Rise in construction demand for mineral products to be short-lived


Following a weak first half of 2019, construction market demand for mineral products, including aggregates, asphalt, ready-mixed concrete (RMC) and mortar, improved in 2019 Q3 compared to the previous quarter

Growth in mortar sales was the strongest, up 5.2% compared to 2019 Q2, followed by asphalt (4.1%), aggregates (2.7%) and RMC (1.4%).

However, this improvement has not been sufficient enough to lift the market performance for 2019. In the first 9 months of the year, markets for asphalt and mortar remained broadly flat compared to the same period in 2018, while sales of aggregates and RMC declined.

The Office for National Statistics (ONS) estimates that construction output increased by 2.6% over Jan-Aug 2019 compared to the same period in 2018, with growth driven by housebuilding and new infrastructure work.

Work on commercial sites continues to decline.
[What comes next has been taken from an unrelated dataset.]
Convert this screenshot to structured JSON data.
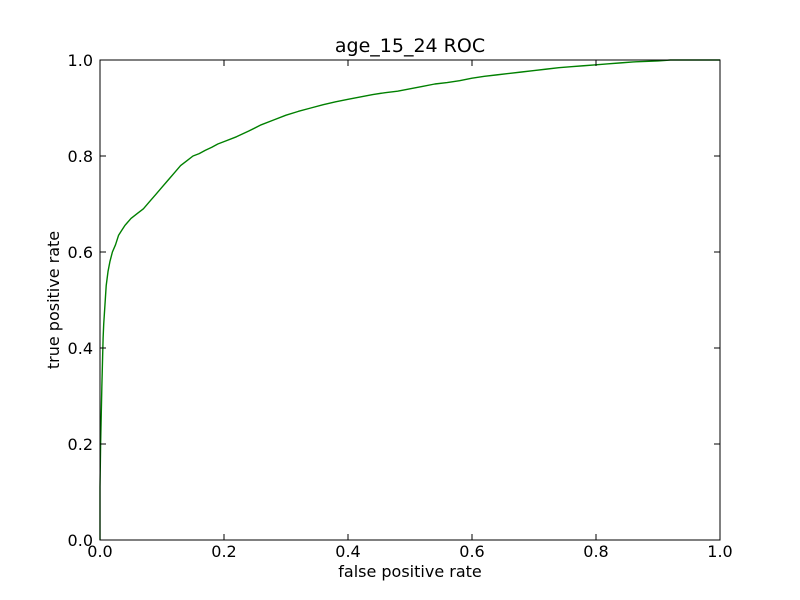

Aggregates and RMC are used in any type of construction work, usually in the early stages of a construction project timeline. Therefore suggesting that recorded construction output reflects continuing activity on existing sites rather than new sites.

demand for mineral products
Sales volumes for mineral products

Highways England knock-on effect

Despite plentiful work planned on Highway England’s roads programme this year, asphalt sales volumes saw a marginal decline by 0.6% over Jan-Sept 2019 compared to the same period in 2018.

The Mineral Products Association (MPA) members continue to report significant delays to the Road Investment Strategy (RIS 1) delivery.

Highways England has indicated that 37 of the 112 projects set to be carried out over 2015-20 have now either been pushed back to 2020-25, or put on hold altogether for review.

Of the 75 remaining projects to be delivered by the end of FY2019/20, 30 are planned to start during the current financial year. Given past delivery records, the industry has little confidence in Highways England’s capability to ensure these projects are delivered as planned.

Similarly, the RMC market remains decisively weak and is heading for a third consecutive year of decline in 2019.

The demand for mineral products is closely tied to falling investment in commercial buildings, which has been impacted by the ever-increasing domestic uncertainty surrounding Brexit. It also reflects slower housebuilding activity in the capital.

Mortar sales are an indicator of housebuilding activity. After a year of consecutive quarterly falls, mortar sales volumes resumed growth in 2019 Q3, up 5.2% compared to the previous quarter.

Yet again, the annual trend for 2019 remains weak: sales volumes increased by just 0.4% in the first 9 months of 2019 compared to the same period in 2018.

Forecasts for the market

Current construction forecasts suggest housebuilding will pick up again from 2020, given continued support from Government’s Help to Buy scheme. Weakness in the commercial sector is expected to remain until at least 2021, as investment is being hindered by Brexit negotiations.

If delivered as planned, major infrastructure projects in roads, rail and energy should boost demand for mineral products over the next few years, but concerns are rising over the delivery of these projects, notably in the rail and road subsectors.

The government-commissioned review into HS2 is likely to add further delays, whilst work on RIS1 looks unlikely to be delivered as planned.

Aurelie Delannoy, director of economic affairs at the MPA, said: “Government cannot overestimate the significance of the current infrastructure pipeline of work for both construction and its supply chain, and for the UK economy as a whole.

“At a time of great reckoning for the UK’s political and economic future, repairing local roads, building houses, schools, hospitals, and upgrading major rail and energy networks provide the means to lift both short-term and longer-term productivity and growth prospects. It is a great opportunity to put our own house in order.

“Regardless of any Brexit outcome, it is in the power of the UK government to ensure planned infrastructure investments are being delivered in a robust and timely manner.”